The last time the state experienced a major freeze like this was ten years ago in 2011. Also at that time, natural gas production had struggled – if ERCOT had not reduced Charging through the continuous power outages implemented during this storm, this would have resulted in one of the region-wide blackouts, a federal report on the storm warned.

According to experts, it is possible to “winterize” natural gas power plants, natural gas production and wind turbines, preventing such major outages in other states with more regular extreme winter conditions. But even after upgrades in the wake of the 2011 winter storm, many generators in Texas still haven’t made all of the necessary investments to prevent the kind of equipment disruptions, experts said.

ERCOT directors also said this week’s storm took an early turn on Monday morning, when extremely low temperatures forced many more generators offline than ERCOT expected.

“It looked like the wintering we were doing was working, but this weather was more extreme than (past storms),” Woodfin said. “The generation loss on Monday morning after midnight was really the part that made this event more extreme than we anticipated.
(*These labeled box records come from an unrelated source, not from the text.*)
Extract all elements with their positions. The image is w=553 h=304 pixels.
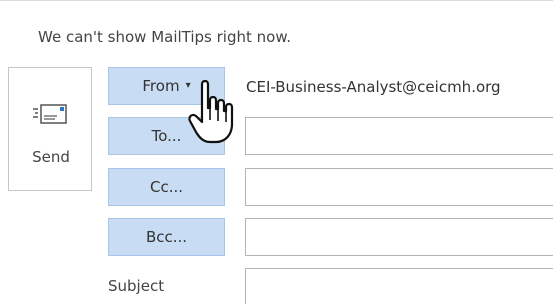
subject-input[interactable]	[245, 268, 553, 304]
send-button[interactable]: Send	[8, 67, 92, 191]
cc-input[interactable]	[245, 168, 553, 206]
subject-label: Subject	[108, 277, 165, 295]
send-label: Send	[32, 148, 70, 166]
envelope-send-icon	[33, 104, 67, 124]
cc-button[interactable]: Cc...	[108, 168, 225, 206]
bcc-input[interactable]	[245, 218, 553, 256]
mailtips-message: We can't show MailTips right now.	[38, 28, 292, 46]
to-input[interactable]	[245, 117, 553, 155]
bcc-button[interactable]: Bcc...	[108, 218, 225, 256]
top-divider	[0, 0, 553, 1]
hand-pointer-icon	[188, 79, 234, 144]
from-address: CEI-Business-Analyst@ceicmh.org	[246, 78, 501, 96]
mail-compose-header: We can't show MailTips right now. Send F…	[0, 0, 553, 304]
from-label: From	[142, 77, 180, 95]
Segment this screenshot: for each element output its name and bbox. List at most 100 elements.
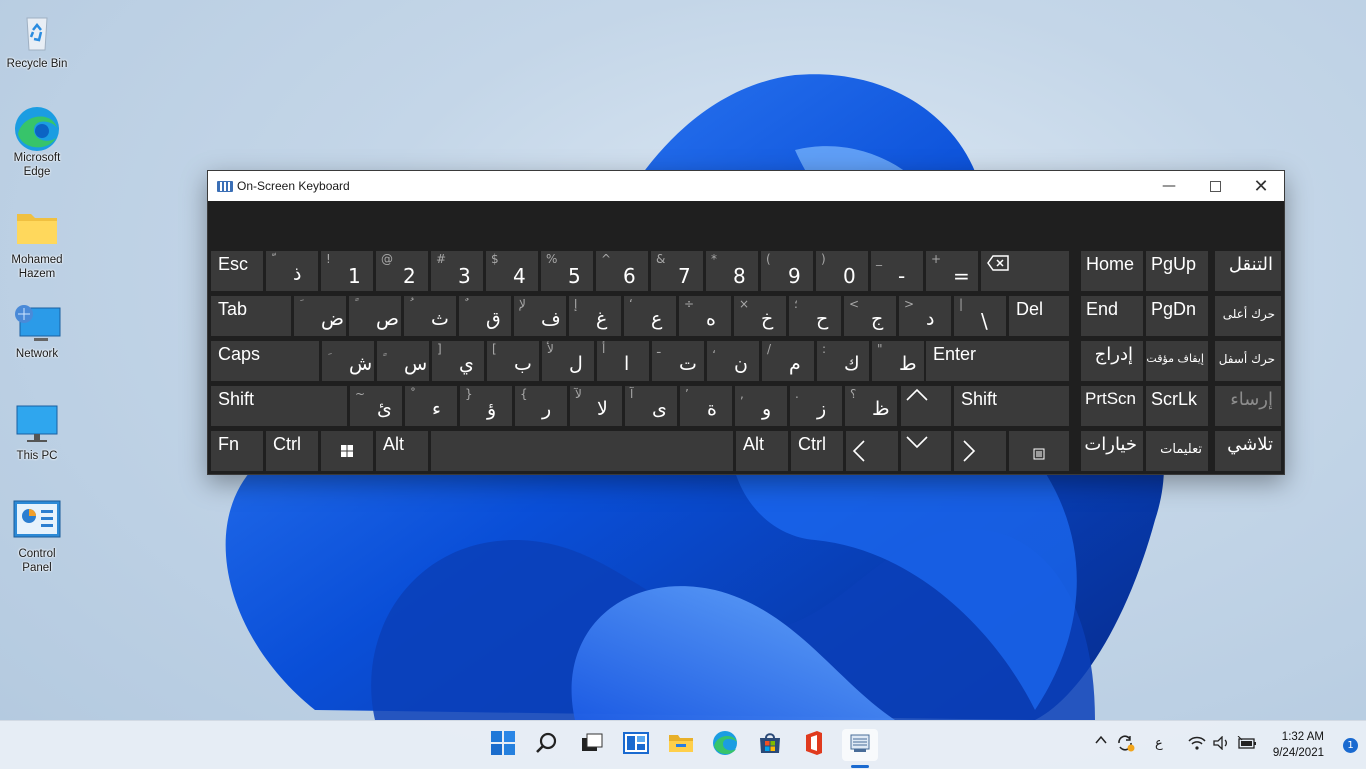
key-row2-5[interactable]: إغ bbox=[569, 296, 621, 336]
key-row2-4[interactable]: لإ ف bbox=[514, 296, 566, 336]
key-row1-0[interactable]: ّذ bbox=[266, 251, 318, 291]
key-row2-6[interactable]: ‘ع bbox=[624, 296, 676, 336]
key-move-down[interactable]: حرك أسفل bbox=[1215, 341, 1281, 381]
key-row3-3[interactable]: [ب bbox=[487, 341, 539, 381]
key-backspace[interactable] bbox=[981, 251, 1069, 291]
key-row2-11[interactable]: > د bbox=[899, 296, 951, 336]
key-shift-left[interactable]: Shift bbox=[211, 386, 347, 426]
key-row4-8[interactable]: .ز bbox=[790, 386, 842, 426]
desktop-icon-control-panel[interactable]: Control Panel bbox=[4, 500, 70, 575]
key-caps[interactable]: Caps bbox=[211, 341, 319, 381]
office-button[interactable] bbox=[798, 729, 830, 761]
key-row3-0[interactable]: ِش bbox=[322, 341, 374, 381]
key-end[interactable]: End bbox=[1081, 296, 1143, 336]
minimize-button[interactable]: — bbox=[1146, 171, 1192, 201]
key-move-up[interactable]: حرك أعلى bbox=[1215, 296, 1281, 336]
key-row3-4[interactable]: لأ ل bbox=[542, 341, 594, 381]
key-esc[interactable]: Esc bbox=[211, 251, 263, 291]
widgets-button[interactable] bbox=[620, 729, 652, 761]
key-windows[interactable] bbox=[321, 431, 373, 471]
key-row4-1[interactable]: ْء bbox=[405, 386, 457, 426]
key-ctrl-right[interactable]: Ctrl bbox=[791, 431, 843, 471]
key-space[interactable] bbox=[431, 431, 733, 471]
key-row2-0[interactable]: َض bbox=[294, 296, 346, 336]
key-arrow-up[interactable] bbox=[901, 386, 951, 426]
key-arrow-right[interactable] bbox=[954, 431, 1006, 471]
key-arrow-left[interactable] bbox=[846, 431, 898, 471]
key-row4-0[interactable]: ~ ئ bbox=[350, 386, 402, 426]
key-insert[interactable]: إدراج bbox=[1081, 341, 1143, 381]
key-del[interactable]: Del bbox=[1009, 296, 1069, 336]
key-pgdn[interactable]: PgDn bbox=[1146, 296, 1208, 336]
key-menu[interactable] bbox=[1009, 431, 1069, 471]
key-row1-8[interactable]: * 8 bbox=[706, 251, 758, 291]
key-row1-9[interactable]: (9 bbox=[761, 251, 813, 291]
key-prtscn[interactable]: PrtScn bbox=[1081, 386, 1143, 426]
osk-taskbar-button[interactable] bbox=[842, 729, 878, 761]
desktop-icon-network[interactable]: Network bbox=[4, 300, 70, 361]
wifi-button[interactable] bbox=[1188, 736, 1206, 754]
key-help[interactable]: تعليمات bbox=[1146, 431, 1208, 471]
key-scrlk[interactable]: ScrLk bbox=[1146, 386, 1208, 426]
key-row4-7[interactable]: ,و bbox=[735, 386, 787, 426]
key-row3-8[interactable]: / م bbox=[762, 341, 814, 381]
key-row1-3[interactable]: #3 bbox=[431, 251, 483, 291]
key-fade[interactable]: تلاشي bbox=[1215, 431, 1281, 471]
key-shift-right[interactable]: Shift bbox=[954, 386, 1069, 426]
key-pause[interactable]: إيقاف مؤقت bbox=[1146, 341, 1208, 381]
key-row2-12[interactable]: | \ bbox=[954, 296, 1006, 336]
store-button[interactable] bbox=[754, 729, 786, 761]
key-dock[interactable]: إرساء bbox=[1215, 386, 1281, 426]
key-row1-5[interactable]: % 5 bbox=[541, 251, 593, 291]
search-button[interactable] bbox=[531, 729, 563, 761]
key-row2-10[interactable]: < ج bbox=[844, 296, 896, 336]
key-row3-2[interactable]: ] ي bbox=[432, 341, 484, 381]
key-row1-2[interactable]: @2 bbox=[376, 251, 428, 291]
key-arrow-down[interactable] bbox=[901, 431, 951, 471]
key-row2-8[interactable]: × خ bbox=[734, 296, 786, 336]
key-row4-4[interactable]: لآ لا bbox=[570, 386, 622, 426]
show-hidden-icons-button[interactable] bbox=[1094, 733, 1108, 751]
clock[interactable]: 1:32 AM 9/24/2021 bbox=[1273, 729, 1324, 761]
key-row3-1[interactable]: ٍس bbox=[377, 341, 429, 381]
key-row4-6[interactable]: ’ ة bbox=[680, 386, 732, 426]
key-home[interactable]: Home bbox=[1081, 251, 1143, 291]
key-row2-2[interactable]: ُث bbox=[404, 296, 456, 336]
key-row1-6[interactable]: ^ 6 bbox=[596, 251, 648, 291]
key-ctrl-left[interactable]: Ctrl bbox=[266, 431, 318, 471]
key-row1-7[interactable]: & 7 bbox=[651, 251, 703, 291]
key-row2-9[interactable]: ؛ ح bbox=[789, 296, 841, 336]
key-enter[interactable]: Enter bbox=[926, 341, 1069, 381]
key-row1-10[interactable]: ) 0 bbox=[816, 251, 868, 291]
key-row2-3[interactable]: ٌق bbox=[459, 296, 511, 336]
battery-button[interactable] bbox=[1237, 735, 1257, 754]
key-row3-6[interactable]: ـت bbox=[652, 341, 704, 381]
key-row1-12[interactable]: + = bbox=[926, 251, 978, 291]
key-row2-7[interactable]: ÷ ه bbox=[679, 296, 731, 336]
desktop-icon-edge[interactable]: Microsoft Edge bbox=[4, 104, 70, 179]
edge-button[interactable] bbox=[709, 729, 741, 761]
key-alt-right[interactable]: Alt bbox=[736, 431, 788, 471]
key-row3-9[interactable]: :ك bbox=[817, 341, 869, 381]
key-row1-1[interactable]: ! 1 bbox=[321, 251, 373, 291]
desktop-icon-this-pc[interactable]: This PC bbox=[4, 402, 70, 463]
title-bar[interactable]: On-Screen Keyboard — ✕ bbox=[208, 171, 1284, 201]
key-nav[interactable]: التنقل bbox=[1215, 251, 1281, 291]
start-button[interactable] bbox=[487, 729, 519, 761]
key-options[interactable]: خيارات bbox=[1081, 431, 1143, 471]
key-tab[interactable]: Tab bbox=[211, 296, 291, 336]
desktop-icon-recycle-bin[interactable]: Recycle Bin bbox=[4, 10, 70, 71]
close-button[interactable]: ✕ bbox=[1238, 171, 1284, 201]
key-row1-11[interactable]: _ - bbox=[871, 251, 923, 291]
file-explorer-button[interactable] bbox=[665, 729, 697, 761]
key-row4-3[interactable]: {ر bbox=[515, 386, 567, 426]
key-row4-9[interactable]: ؟ ظ bbox=[845, 386, 897, 426]
key-row3-7[interactable]: ، ن bbox=[707, 341, 759, 381]
key-pgup[interactable]: PgUp bbox=[1146, 251, 1208, 291]
key-row3-10[interactable]: " ط bbox=[872, 341, 924, 381]
key-alt-left[interactable]: Alt bbox=[376, 431, 428, 471]
sync-button[interactable] bbox=[1116, 734, 1136, 756]
key-fn[interactable]: Fn bbox=[211, 431, 263, 471]
key-row4-5[interactable]: آى bbox=[625, 386, 677, 426]
notification-badge[interactable]: 1 bbox=[1343, 738, 1358, 753]
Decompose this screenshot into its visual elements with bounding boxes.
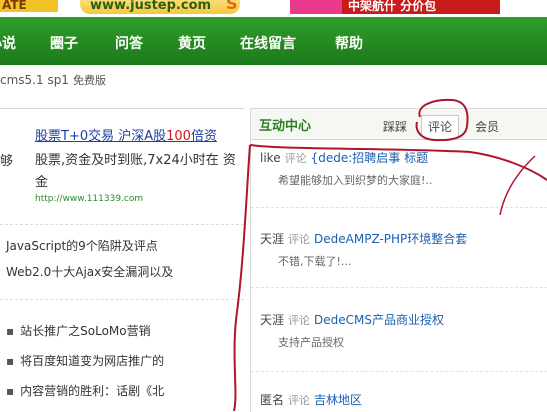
comment-article-link[interactable]: {dede:招聘启事 标题 — [311, 151, 429, 165]
divider — [0, 299, 244, 300]
banner-s-logo: S — [226, 0, 238, 13]
left-content: 股票T+0交易 沪深A股100倍资 够 股票,资金及时到账,7x24小时在 资金… — [0, 108, 244, 412]
comment-user[interactable]: 天涯 — [260, 313, 284, 327]
stock-ad-description: 股票,资金及时到账,7x24小时在 资金 — [35, 153, 236, 190]
list-item[interactable]: ▪ 内容营销的胜利：话剧《北 — [6, 382, 164, 399]
right-banner-pink-block — [290, 0, 342, 14]
comment-header: like 评论 {dede:招聘启事 标题 — [260, 151, 429, 165]
panel-header: 互动中心 踩踩 评论 会员 — [251, 109, 547, 140]
divider — [251, 207, 547, 208]
stock-ad-url[interactable]: http://www.111339.com — [35, 194, 143, 204]
interaction-panel: 互动中心 踩踩 评论 会员 like 评论 {dede:招聘启事 标题 希望能够加入… — [250, 108, 547, 412]
nav-item-help[interactable]: 帮助 — [335, 33, 363, 53]
free-edition-label: 免费版 — [72, 74, 106, 87]
comment-body: 支持产品授权 — [278, 336, 344, 349]
right-banner-ad-text: 中架航什 分价包 — [348, 0, 437, 13]
comment-body: 不错,下载了!... — [278, 255, 352, 268]
divider — [251, 287, 547, 288]
stock-ad-title[interactable]: 股票T+0交易 沪深A股100倍资 — [35, 125, 217, 144]
nav-item-qa[interactable]: 问答 — [115, 33, 143, 53]
main-nav: 小说 圈子 问答 黄页 在线留言 帮助 — [0, 17, 547, 65]
left-banner-ad-text: ATE — [2, 0, 27, 12]
comment-user[interactable]: 匿名 — [260, 393, 284, 407]
list-item[interactable]: ▪ 将百度知道变为网店推广的 — [6, 352, 164, 369]
top-banner: ATE www.justep.com S 中架航什 分价包 — [0, 0, 547, 17]
left-banner-ad[interactable]: ATE — [0, 0, 58, 12]
tab-members[interactable]: 会员 — [473, 118, 501, 135]
stock-ad-cut-text: 够 — [0, 154, 14, 169]
divider — [251, 371, 547, 372]
version-line: cms5.1 sp1 免费版 — [0, 72, 106, 88]
right-banner-ad[interactable]: 中架航什 分价包 — [290, 0, 500, 14]
version-label: cms5.1 sp1 — [0, 73, 69, 87]
justep-banner-ad[interactable]: www.justep.com — [80, 0, 240, 14]
divider — [0, 224, 244, 225]
comment-article-link[interactable]: DedeAMPZ-PHP环境整合套 — [314, 232, 467, 246]
comment-header: 天涯 评论 DedeCMS产品商业授权 — [260, 313, 444, 327]
tab-dig[interactable]: 踩踩 — [381, 118, 409, 135]
nav-item-guestbook[interactable]: 在线留言 — [240, 33, 296, 53]
justep-banner-url: www.justep.com — [90, 0, 212, 13]
comment-user[interactable]: 天涯 — [260, 232, 284, 246]
nav-item-yellow-pages[interactable]: 黄页 — [178, 33, 206, 53]
nav-item-circle[interactable]: 圈子 — [50, 33, 78, 53]
comment-body: 希望能够加入到织梦的大家庭!.. — [278, 174, 433, 187]
comment-article-link[interactable]: 吉林地区 — [314, 393, 362, 407]
comment-header: 天涯 评论 DedeAMPZ-PHP环境整合套 — [260, 232, 468, 246]
nav-item-novel[interactable]: 小说 — [0, 33, 16, 53]
article-link[interactable]: Web2.0十大Ajax安全漏洞以及 — [6, 263, 173, 280]
panel-title: 互动中心 — [259, 119, 312, 134]
comment-user[interactable]: like — [260, 151, 281, 165]
article-link[interactable]: JavaScript的9个陷阱及评点 — [6, 237, 158, 254]
tab-comments[interactable]: 评论 — [421, 115, 460, 138]
list-item[interactable]: ▪ 站长推广之SoLoMo营销 — [6, 322, 151, 339]
comment-header: 匿名 评论 吉林地区 — [260, 393, 363, 407]
comment-article-link[interactable]: DedeCMS产品商业授权 — [314, 313, 444, 327]
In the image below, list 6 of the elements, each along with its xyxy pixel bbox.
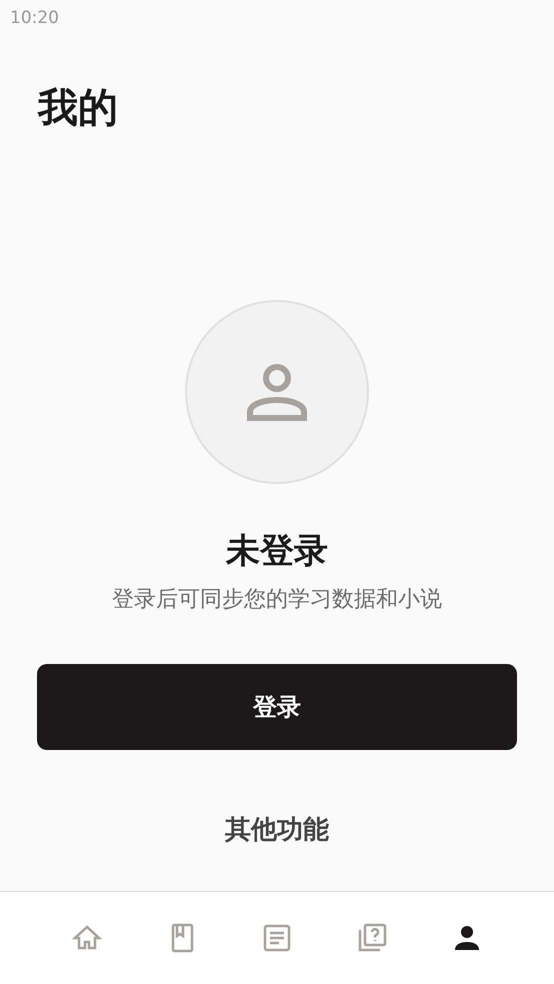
login-hint: 登录后可同步您的学习数据和小说 bbox=[112, 586, 442, 614]
login-status: 未登录 bbox=[226, 530, 328, 573]
section-title: 其他功能 bbox=[225, 814, 329, 847]
status-time: 10:20 bbox=[10, 8, 59, 28]
login-button[interactable]: 登录 bbox=[37, 664, 517, 750]
page-title: 我的 bbox=[38, 84, 119, 133]
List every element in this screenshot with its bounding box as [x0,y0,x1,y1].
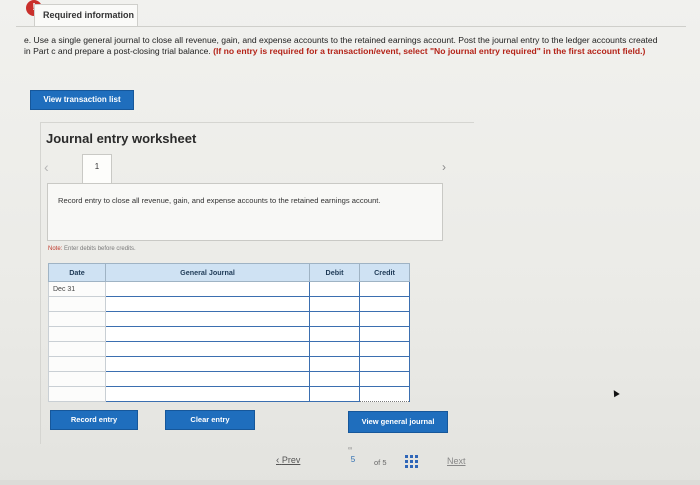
credit-input[interactable] [359,341,410,357]
header-debit: Debit [309,263,360,282]
credit-input[interactable] [359,326,410,342]
account-input[interactable] [105,386,310,402]
table-row: Dec 31 [48,281,410,297]
table-row [48,311,410,327]
debit-input[interactable] [309,326,360,342]
note: Note: Enter debits before credits. [48,246,136,252]
credit-input[interactable] [359,311,410,327]
divider [16,26,686,27]
note-label: Note: [48,246,63,252]
table-row [48,386,410,402]
prev-label: Prev [281,455,301,465]
chevron-right-icon[interactable]: › [442,160,446,174]
date-cell [48,311,106,327]
credit-input[interactable] [359,356,410,372]
account-input[interactable] [105,326,310,342]
table-row [48,296,410,312]
view-transaction-list-button[interactable]: View transaction list [30,90,134,110]
account-input[interactable] [105,296,310,312]
entry-description-box [47,183,443,241]
header-credit: Credit [359,263,410,282]
entry-description: Record entry to close all revenue, gain,… [58,196,381,205]
table-row [48,326,410,342]
credit-input[interactable] [359,386,410,402]
debit-input[interactable] [309,386,360,402]
required-information-tab[interactable]: Required information [34,4,138,26]
chevron-left-icon[interactable]: ‹ [44,159,49,175]
instruction-text: e. Use a single general journal to close… [24,35,664,57]
table-header-row: Date General Journal Debit Credit [48,263,410,282]
account-input[interactable] [105,356,310,372]
table-row [48,371,410,387]
prev-button[interactable]: ‹ Prev [276,455,300,466]
record-entry-button[interactable]: Record entry [50,410,138,430]
account-input[interactable] [105,371,310,387]
date-cell [48,386,106,402]
link-icon: ∞ [348,446,353,452]
date-cell [48,341,106,357]
page-total: of 5 [374,458,387,467]
entry-tab-1[interactable]: 1 [82,154,112,184]
debit-input[interactable] [309,281,360,297]
debit-input[interactable] [309,371,360,387]
date-cell [48,356,106,372]
account-input[interactable] [105,311,310,327]
account-input[interactable] [105,281,310,297]
debit-input[interactable] [309,296,360,312]
view-general-journal-button[interactable]: View general journal [348,411,448,433]
journal-table: Date General Journal Debit Credit Dec 31 [48,263,410,402]
current-page[interactable]: 5 [346,455,360,464]
account-input[interactable] [105,341,310,357]
table-row [48,341,410,357]
date-cell: Dec 31 [48,281,106,297]
debit-input[interactable] [309,311,360,327]
debit-input[interactable] [309,341,360,357]
credit-input[interactable] [359,371,410,387]
credit-input[interactable] [359,281,410,297]
table-row [48,356,410,372]
instruction-bold: (If no entry is required for a transacti… [213,46,646,56]
date-cell [48,326,106,342]
worksheet-title: Journal entry worksheet [46,131,197,146]
date-cell [48,371,106,387]
next-button[interactable]: Next [447,456,466,466]
date-cell [48,296,106,312]
debit-input[interactable] [309,356,360,372]
bottom-edge [0,480,700,485]
header-general-journal: General Journal [105,263,310,282]
note-text: Enter debits before credits. [62,246,136,252]
chevron-left-icon: ‹ [276,455,280,466]
grid-icon[interactable] [405,455,419,468]
header-date: Date [48,263,106,282]
clear-entry-button[interactable]: Clear entry [165,410,255,430]
credit-input[interactable] [359,296,410,312]
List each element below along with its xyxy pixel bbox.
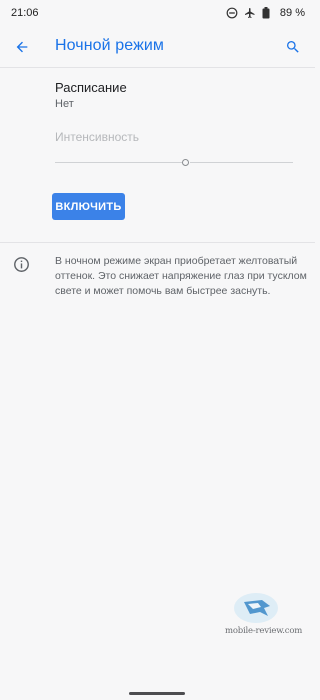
schedule-setting[interactable]: Расписание Нет: [55, 80, 305, 116]
watermark-text: mobile-review.com: [225, 626, 303, 636]
intensity-slider[interactable]: [55, 156, 293, 170]
gesture-handle[interactable]: [129, 692, 185, 695]
schedule-value: Нет: [55, 98, 74, 110]
slider-thumb[interactable]: [182, 159, 189, 166]
search-button[interactable]: [281, 35, 305, 59]
battery-percent: 89 %: [279, 7, 305, 19]
info-icon: [13, 256, 30, 273]
slider-track-inactive: [190, 162, 293, 163]
airplane-icon: [244, 7, 256, 19]
dnd-icon: [226, 7, 238, 19]
status-icons: 89 %: [226, 7, 305, 19]
search-icon: [285, 39, 301, 55]
info-text: В ночном режиме экран приобретает желтов…: [55, 255, 307, 297]
status-time: 21:06: [11, 7, 39, 19]
divider: [0, 242, 315, 243]
page-title: Ночной режим: [55, 37, 165, 54]
app-bar: Ночной режим: [0, 26, 315, 68]
schedule-title: Расписание: [55, 80, 127, 95]
battery-icon: [262, 7, 274, 19]
enable-button[interactable]: ВКЛЮЧИТЬ: [52, 193, 125, 220]
status-bar: 21:06 89 %: [0, 0, 315, 26]
intensity-label: Интенсивность: [55, 130, 140, 144]
navigation-bar: [0, 684, 315, 700]
slider-track-active: [55, 162, 182, 163]
arrow-back-icon: [14, 39, 30, 55]
back-button[interactable]: [10, 35, 34, 59]
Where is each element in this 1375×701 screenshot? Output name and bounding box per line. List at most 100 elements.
Upgrading equipment to withstand extremely low temperatures and other changes, like urging customers to save power or switch to smart devices, could help avoid disasters like this ci, said Le Xie, professor of electrical and computer engineering at Texas A&M University and deputy director of energy digitization at A&M’s Energy Institute.

“Before, we weren’t too worried about these extremely cold temperatures in places like Texas, but we probably need to prepare for more in the future,” Xie said. With climate change, he said, “We’re going to have more extreme weather conditions across the country.”

– Jolie McCullough contributed reporting.

Disclosure: Rice University, Texas A&M University, and the University of Texas at Austin have financially supported the Texas Tribune, a nonprofit, non-partisan news organization that is funded in part by donations from members, foundations and sponsors. Financial support plays no role in the journalism of the Tribune. Find a full list here.